CH can be realized under mild conditions by photocatalysis4Direct conversion, environmental protection, low cost, small-scale dispersion reaction and the like, and can be counted as CH4A breakthrough in utilization. Under the condition of illumination, the semiconductor photocatalyst can realize a plurality of reactions with insufficient thermodynamics by utilizing generated high-activity free radicals under mild conditions. In CH4In oxidation, the cleavage of the C-H bond is considered to be CH4And (3) determining the activation rate. And hydroxyl radicals (C) generated in the photocatalytic process·OH) is considered to be a key active for breaking C-H bonds. Up to now, photocatalytic CH4The conversion of (a) is mainly achieved by anaerobic oxidation. Wherein·OH is primarily oxidation of H by photogenerated holes2O is formed in low amounts, thus resulting in CH4The activation efficiency is low, seeSastre,F.;Fornés,V.;Corma,A.;
Journal of the American chemical Society 2011,133,17257. Or to increase CH under anaerobic conditions4On the one hand, researchers raise the reaction temperature (50 ℃ to 98 ℃) and promote CH by consuming extra energy4On the other hand, the injection of hydrogen peroxide (H) which is expensive2O2) To reduce it to form·OH for satisfying CH4Activating demand, increasing CH4Activation yield, see in particular vila, k.; Murcia-L Lopez, S.; andreu, t.; morate, J.R. applied Catalysis B, environmental2015,163, 150. However, H2O2The corrosiveness and instability of the catalyst cause the safety and economical limit of the practical application of the catalyst.

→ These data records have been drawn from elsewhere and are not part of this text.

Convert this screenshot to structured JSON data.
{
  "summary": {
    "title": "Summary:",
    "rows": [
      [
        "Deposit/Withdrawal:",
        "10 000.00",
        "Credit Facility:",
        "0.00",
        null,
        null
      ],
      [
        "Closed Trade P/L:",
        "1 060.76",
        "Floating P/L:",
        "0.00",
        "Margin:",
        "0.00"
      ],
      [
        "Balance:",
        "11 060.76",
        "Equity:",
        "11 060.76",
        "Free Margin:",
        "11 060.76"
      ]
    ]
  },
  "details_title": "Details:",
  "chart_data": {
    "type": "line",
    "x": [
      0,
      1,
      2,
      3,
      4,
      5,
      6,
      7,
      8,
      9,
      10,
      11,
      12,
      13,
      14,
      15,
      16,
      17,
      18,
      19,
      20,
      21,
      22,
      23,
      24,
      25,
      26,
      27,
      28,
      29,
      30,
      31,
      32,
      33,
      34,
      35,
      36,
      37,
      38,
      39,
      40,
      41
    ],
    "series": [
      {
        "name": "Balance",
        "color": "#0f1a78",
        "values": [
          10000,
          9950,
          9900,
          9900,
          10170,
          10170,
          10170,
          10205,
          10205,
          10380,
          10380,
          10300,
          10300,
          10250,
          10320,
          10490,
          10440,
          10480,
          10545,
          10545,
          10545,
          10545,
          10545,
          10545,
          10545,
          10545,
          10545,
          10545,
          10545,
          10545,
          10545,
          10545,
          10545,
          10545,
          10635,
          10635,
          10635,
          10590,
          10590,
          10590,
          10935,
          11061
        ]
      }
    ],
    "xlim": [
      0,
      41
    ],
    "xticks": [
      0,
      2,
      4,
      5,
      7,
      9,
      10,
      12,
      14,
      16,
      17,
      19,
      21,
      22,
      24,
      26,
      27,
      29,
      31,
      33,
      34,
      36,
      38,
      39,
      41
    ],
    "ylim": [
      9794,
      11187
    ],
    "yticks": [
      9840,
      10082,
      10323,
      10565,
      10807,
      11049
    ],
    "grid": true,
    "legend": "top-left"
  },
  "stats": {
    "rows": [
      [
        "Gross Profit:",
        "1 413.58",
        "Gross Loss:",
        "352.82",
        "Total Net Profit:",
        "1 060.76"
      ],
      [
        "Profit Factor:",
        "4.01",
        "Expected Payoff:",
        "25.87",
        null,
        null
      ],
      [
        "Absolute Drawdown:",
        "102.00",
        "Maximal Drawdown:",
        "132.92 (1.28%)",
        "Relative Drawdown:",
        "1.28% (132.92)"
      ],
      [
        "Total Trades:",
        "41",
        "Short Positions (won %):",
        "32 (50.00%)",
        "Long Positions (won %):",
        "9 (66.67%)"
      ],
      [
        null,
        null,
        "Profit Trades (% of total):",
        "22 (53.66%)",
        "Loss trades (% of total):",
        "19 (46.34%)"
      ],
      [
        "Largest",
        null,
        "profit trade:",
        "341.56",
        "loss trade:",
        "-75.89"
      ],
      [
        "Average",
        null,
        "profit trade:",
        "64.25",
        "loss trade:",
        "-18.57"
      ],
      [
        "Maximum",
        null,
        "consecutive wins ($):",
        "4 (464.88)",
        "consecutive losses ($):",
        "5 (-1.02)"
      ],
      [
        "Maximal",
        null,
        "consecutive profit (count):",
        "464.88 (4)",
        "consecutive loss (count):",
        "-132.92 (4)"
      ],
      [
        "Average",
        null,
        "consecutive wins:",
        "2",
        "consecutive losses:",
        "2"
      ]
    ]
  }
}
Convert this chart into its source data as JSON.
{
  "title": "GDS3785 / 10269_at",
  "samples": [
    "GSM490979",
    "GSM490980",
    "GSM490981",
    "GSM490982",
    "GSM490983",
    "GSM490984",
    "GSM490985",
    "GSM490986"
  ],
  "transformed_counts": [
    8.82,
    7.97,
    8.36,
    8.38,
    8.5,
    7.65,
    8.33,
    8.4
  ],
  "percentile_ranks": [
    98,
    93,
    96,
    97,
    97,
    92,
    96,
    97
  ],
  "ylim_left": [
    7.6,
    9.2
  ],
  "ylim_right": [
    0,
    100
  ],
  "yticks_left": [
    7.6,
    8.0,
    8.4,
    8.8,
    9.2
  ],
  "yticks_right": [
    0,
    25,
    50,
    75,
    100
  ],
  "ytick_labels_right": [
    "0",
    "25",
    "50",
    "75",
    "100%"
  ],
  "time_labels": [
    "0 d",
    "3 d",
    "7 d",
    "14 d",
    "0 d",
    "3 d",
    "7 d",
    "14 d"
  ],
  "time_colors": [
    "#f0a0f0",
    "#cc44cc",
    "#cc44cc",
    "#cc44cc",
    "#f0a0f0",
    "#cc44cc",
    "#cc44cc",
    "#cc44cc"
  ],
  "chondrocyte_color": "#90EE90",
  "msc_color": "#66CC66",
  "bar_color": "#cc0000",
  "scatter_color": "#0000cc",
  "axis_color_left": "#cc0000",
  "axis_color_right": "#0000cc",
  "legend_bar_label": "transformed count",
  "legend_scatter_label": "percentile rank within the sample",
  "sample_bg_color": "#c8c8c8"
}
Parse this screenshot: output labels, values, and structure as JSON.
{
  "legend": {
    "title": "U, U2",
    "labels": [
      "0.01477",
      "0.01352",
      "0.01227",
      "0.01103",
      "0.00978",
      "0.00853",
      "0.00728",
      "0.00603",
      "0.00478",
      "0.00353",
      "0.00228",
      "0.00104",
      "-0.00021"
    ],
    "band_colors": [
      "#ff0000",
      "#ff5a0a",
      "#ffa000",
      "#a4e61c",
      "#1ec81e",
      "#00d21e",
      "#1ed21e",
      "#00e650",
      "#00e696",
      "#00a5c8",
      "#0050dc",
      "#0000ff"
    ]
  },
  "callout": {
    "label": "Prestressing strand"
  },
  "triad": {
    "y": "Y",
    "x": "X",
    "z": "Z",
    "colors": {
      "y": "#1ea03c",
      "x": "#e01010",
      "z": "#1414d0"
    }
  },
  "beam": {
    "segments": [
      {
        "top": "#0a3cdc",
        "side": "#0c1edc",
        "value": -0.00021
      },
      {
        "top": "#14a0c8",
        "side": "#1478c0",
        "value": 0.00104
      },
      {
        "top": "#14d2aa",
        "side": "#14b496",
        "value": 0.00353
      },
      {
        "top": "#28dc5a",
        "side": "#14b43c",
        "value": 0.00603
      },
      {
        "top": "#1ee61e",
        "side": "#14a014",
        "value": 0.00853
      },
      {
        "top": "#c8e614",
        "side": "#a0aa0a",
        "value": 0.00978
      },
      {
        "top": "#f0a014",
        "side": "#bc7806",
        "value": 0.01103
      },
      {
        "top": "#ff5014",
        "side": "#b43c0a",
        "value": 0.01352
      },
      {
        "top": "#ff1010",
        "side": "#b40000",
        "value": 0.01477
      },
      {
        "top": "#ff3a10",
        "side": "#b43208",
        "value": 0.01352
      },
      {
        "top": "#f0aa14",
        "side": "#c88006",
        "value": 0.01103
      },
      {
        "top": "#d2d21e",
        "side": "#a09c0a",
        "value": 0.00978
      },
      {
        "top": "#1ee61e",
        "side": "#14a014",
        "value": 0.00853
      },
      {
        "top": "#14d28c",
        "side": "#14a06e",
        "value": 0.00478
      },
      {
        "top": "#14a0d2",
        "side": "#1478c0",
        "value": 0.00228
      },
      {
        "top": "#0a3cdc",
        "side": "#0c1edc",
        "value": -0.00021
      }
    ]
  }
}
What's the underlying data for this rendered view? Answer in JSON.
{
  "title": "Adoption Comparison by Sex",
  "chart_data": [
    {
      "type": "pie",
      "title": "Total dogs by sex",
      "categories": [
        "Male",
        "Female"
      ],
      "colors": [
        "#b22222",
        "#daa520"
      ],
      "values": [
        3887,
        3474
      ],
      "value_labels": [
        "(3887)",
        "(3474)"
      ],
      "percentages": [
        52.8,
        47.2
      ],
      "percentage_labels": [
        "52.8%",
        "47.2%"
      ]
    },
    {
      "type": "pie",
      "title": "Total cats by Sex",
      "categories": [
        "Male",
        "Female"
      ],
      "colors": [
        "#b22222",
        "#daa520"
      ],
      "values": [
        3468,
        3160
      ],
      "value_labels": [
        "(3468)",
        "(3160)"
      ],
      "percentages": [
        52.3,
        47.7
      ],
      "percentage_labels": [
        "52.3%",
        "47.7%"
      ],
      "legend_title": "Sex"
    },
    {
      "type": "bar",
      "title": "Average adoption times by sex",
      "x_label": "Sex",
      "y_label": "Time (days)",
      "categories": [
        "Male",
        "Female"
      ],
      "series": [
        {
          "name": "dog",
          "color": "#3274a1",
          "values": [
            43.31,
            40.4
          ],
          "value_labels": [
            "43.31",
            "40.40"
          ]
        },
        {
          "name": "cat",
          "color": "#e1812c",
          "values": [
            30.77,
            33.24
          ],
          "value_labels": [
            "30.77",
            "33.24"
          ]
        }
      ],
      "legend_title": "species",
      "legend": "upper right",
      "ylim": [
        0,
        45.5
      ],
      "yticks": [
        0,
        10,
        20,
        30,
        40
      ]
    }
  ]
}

Currently, photocatalytic aerobic oxidation of CH4Preparation of CH3In the OH experiment, CH is present3Low OH selectivity. This is because O is used2Carrying out photocatalysis of CH4The oxidation route is as follows:
namely CH4Quilt O2Oxidation to methyl hydroperoxide (CH)3OOH) and then reduced to CH3OH, and CH formed3OH is easily oxidized into HCHO under the input of high-energy light, and a target product CH is generated3The selectivity of OH is low. Currently, the best photocatalytic CH4Aerobic oxidation for preparing CH3Work with OH (J.Am.chem.Soc.2019,141:20507-20515), in which CH3The OH selectivity was only 15.7%.
Disclosure of Invention
Based on the above problems, the present invention aims to construct an O-based catalyst2Photocatalytic CH enhancement for mild oxidants4Aerobic oxidation to CH3OH method. In the photocatalysis of CH4Adding O into the oxidation system2By adding a conduction bandAnd photocatalyst (ZnO) with proper valence band energy, and reaction conditions are controlled to realize the reduction of semiconductor conduction electrons to O2And valence band hole oxidation H2O two ways promote·Production of OH, increase of CH4And (4) activating efficiency.
The purpose of the invention is realized by the following technical scheme:
a method for preparing methanol by photocatalytic oxidation of methane comprises the following steps:
adding the Au/ZnO composite photocatalyst into water, stirring, and introducing CH4And O2Carrying out photocatalysis CH under the irradiation condition of a full-spectrum light source4Carrying out oxidation reaction to prepare methanol; the load capacity of Au in the photocatalyst is more than or equal to 0.3 wt%, and CH4The pressure is more than or equal to 15 bar.
Preferably, the CH4The pressure is more than or equal to 25 bar.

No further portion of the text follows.